Goons Are Great posted:

The only ant species so far that is close to a 100% success rate, equally unknown how the hell that's possible given the complexity of every pheromone, is Tetramorium inquilinum, the one without legs and a proper mouth. Those guy land nearby a host nest and are pretty much always accepted as new queen the second they do that. They don't even need to find the host queen, the workers carry them to her and hook her up. It's a mystery how anything can be so successful in tricking thousands of individuals via a smell, but we do know that those queens have a very special and massively expanded pheromone apparatus in their gaster with which they accomplish that. One theory is that they don't actually trick the ants, but produce something similar to an air born drug that causes the ants to thirst for that smell and they just fall for the parasite due to being obsessed with that smell, but it's just a theory.
If, for those guys, this trick doesn't work, which is rare but it does happen, the parasite queen is doomed to starve to death outside the chosen colony. The fact that a species like that was able to adapt like this is evidence for their tremendous and statistically impossible success.
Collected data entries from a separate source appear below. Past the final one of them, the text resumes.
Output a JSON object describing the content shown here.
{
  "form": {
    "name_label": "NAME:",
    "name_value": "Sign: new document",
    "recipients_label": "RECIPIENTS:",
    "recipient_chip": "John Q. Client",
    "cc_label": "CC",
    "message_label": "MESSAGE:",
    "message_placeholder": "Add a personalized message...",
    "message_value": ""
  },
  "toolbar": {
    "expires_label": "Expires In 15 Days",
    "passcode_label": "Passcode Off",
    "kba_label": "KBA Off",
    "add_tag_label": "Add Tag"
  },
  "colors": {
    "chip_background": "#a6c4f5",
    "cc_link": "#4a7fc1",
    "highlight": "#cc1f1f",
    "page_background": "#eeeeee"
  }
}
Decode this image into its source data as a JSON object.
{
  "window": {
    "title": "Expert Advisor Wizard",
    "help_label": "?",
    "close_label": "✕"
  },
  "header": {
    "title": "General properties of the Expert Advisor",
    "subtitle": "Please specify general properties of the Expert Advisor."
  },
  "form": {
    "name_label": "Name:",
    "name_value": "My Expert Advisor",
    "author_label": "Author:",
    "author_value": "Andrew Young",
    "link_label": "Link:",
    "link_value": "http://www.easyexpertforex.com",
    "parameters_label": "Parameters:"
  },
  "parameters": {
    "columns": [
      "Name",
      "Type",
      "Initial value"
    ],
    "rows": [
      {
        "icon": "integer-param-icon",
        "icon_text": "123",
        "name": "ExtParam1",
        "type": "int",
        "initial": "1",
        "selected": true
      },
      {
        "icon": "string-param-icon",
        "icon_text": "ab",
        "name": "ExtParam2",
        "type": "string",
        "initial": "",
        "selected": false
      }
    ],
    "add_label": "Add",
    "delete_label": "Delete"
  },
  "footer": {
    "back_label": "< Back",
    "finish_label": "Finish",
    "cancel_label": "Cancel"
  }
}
this makes me think that there is some not-yet-understood benefit to the host species to having a parasite queen hanging around. The distinction between parasitism and symbiosis is extremely fuzzy, generally speaking.

Of course it could just be that it is true pure parasitism and the parasite species just has the temporary upper hand in the genetic arms race, and things will be a little less lopsided in a few hundred or thousand generations. Or maybe the parasite itself will evolve a benefit to the host colony and the relationship will become symbiotic. Exciting stuff, either way.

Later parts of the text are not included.